Wie kann das sein: Russland greift die Ukraine an und findet weltweit Verbündete in den unterschiedlichsten totalitären Regimen. Und die Bedrohung der westlichen Demokratien kommt nicht nur von außen, sie werden auch von innen durch radikale Kräfte ausgehöhlt. Die Historikerin erklärt auf 200 Seiten (übrigens für ein Sachbuch ein guter und ausreichender Umfang), wie Diktaturen sich weltweit gegenseitig an der Macht halten, welche Interessen dabei greifen und wie die westlichen Demokratien ausgespielt werden.

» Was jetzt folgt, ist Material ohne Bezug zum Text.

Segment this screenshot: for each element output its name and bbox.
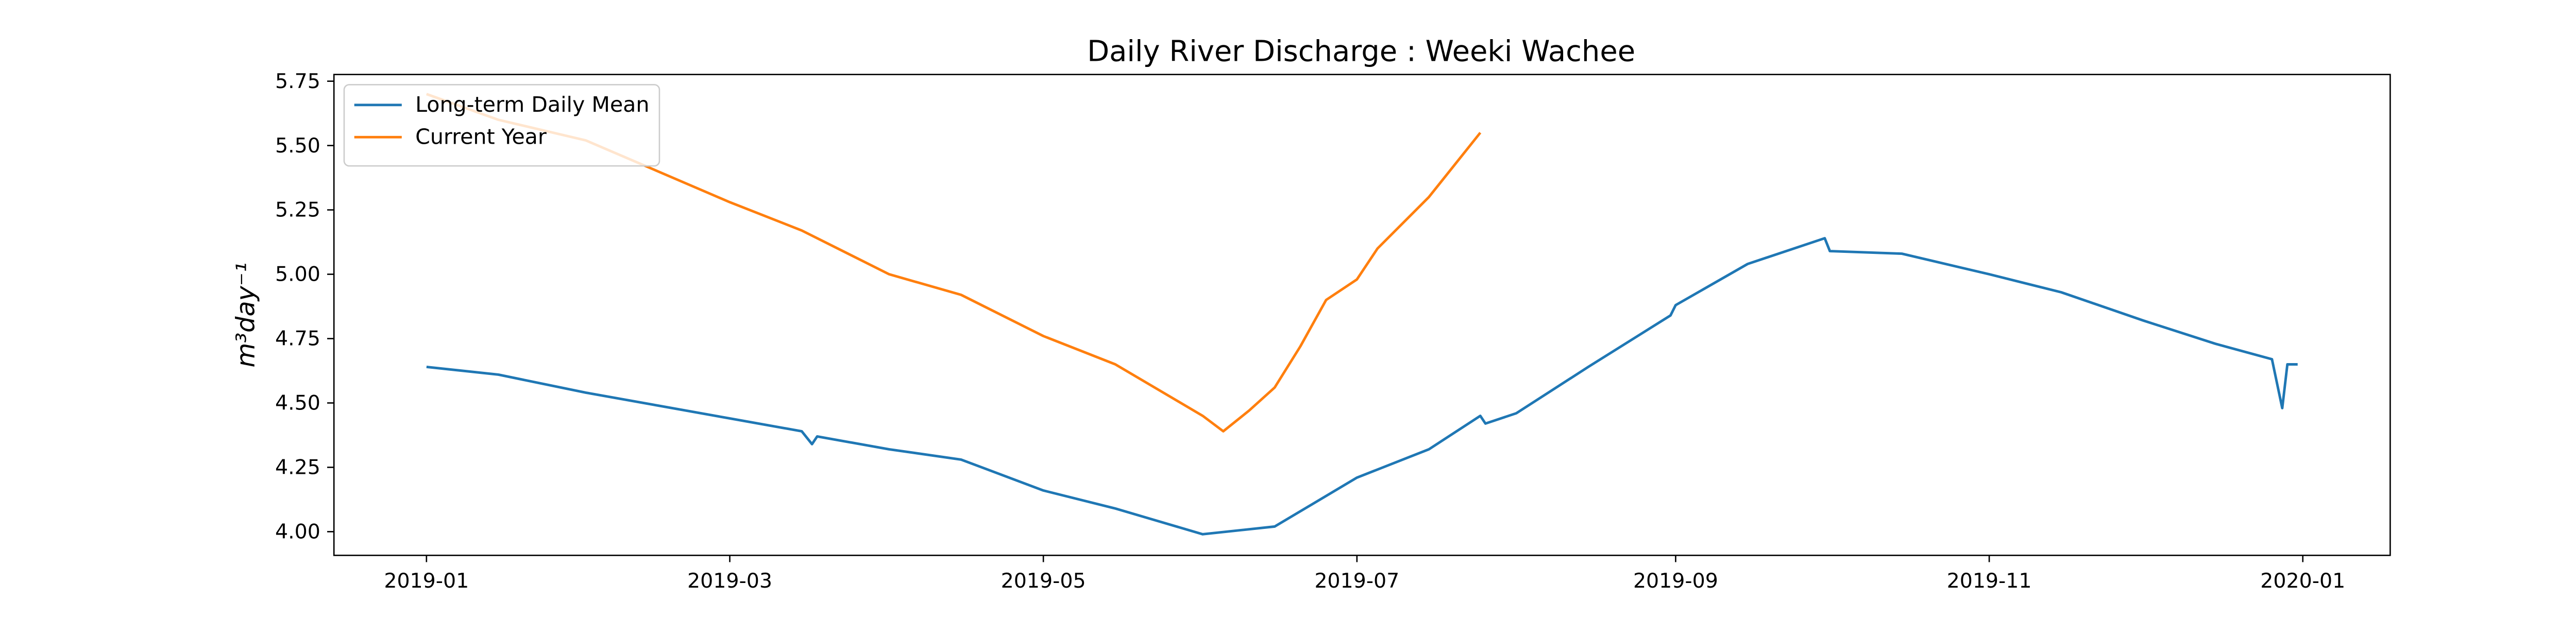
plot-frame [333,74,2391,556]
chart-title: Daily River Discharge : Weeki Wachee [1087,35,1635,68]
x-tick-label: 2019-03 [687,569,772,593]
x-tick-label: 2019-11 [1947,569,2032,593]
legend-label: Long-term Daily Mean [415,92,649,117]
legend-label: Current Year [415,124,547,149]
line-series [426,93,1482,433]
y-tick-label: 5.00 [275,263,320,286]
y-tick-label: 5.50 [275,134,320,158]
legend-box [343,84,660,167]
y-tick-label: 4.00 [275,520,320,544]
line-series [426,237,2298,536]
y-tick-label: 4.25 [275,456,320,479]
y-tick-label: 4.75 [275,327,320,351]
y-axis-label: m³day⁻¹ [231,262,261,367]
y-tick-label: 4.50 [275,391,320,415]
x-tick-label: 2019-07 [1314,569,1399,593]
y-tick-label: 5.25 [275,198,320,222]
x-tick-label: 2020-01 [2260,569,2345,593]
y-tick-label: 5.75 [275,70,320,93]
x-tick-label: 2019-09 [1633,569,1718,593]
x-tick-label: 2019-05 [1001,569,1086,593]
x-tick-label: 2019-01 [384,569,469,593]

Skrupellose Entschlossenheit
Es geht längst nicht mehr um den altbekannten Systemwettstreit von Kommunismus gegen Kapitalismus mit den klaren Fronten des kalten Krieges. Kommunismus in China, Nationalismus in Russland, bolivarischer Sozialismus in Venezuela, Schia der islamischen Republik in Iran, die Kim-Dynastie in Nordkorea: „Den Zusammenhalt liefert keine gemeinsame Ideologie, sondern nur die skrupellose Entschlossenheit, mit der sie sich selbst bereichern und ihre Macht erhalten.“ Mag der Westen die Regime mit Sanktionen belegen, den Machthabern ist das ziemlich egal, sie sind dadurch keineswegs isoliert sie haben neue Verbündete. Chinesische Unternehmen investieren in Belarus, das Land steht in diplomatischem Austausch mit Iran. Venezuela erhält russische Kredite und Investitionen in seine Ölindustrie. Proteste von Hunderttausenden wurden in den Ländern brutal unterdrückt.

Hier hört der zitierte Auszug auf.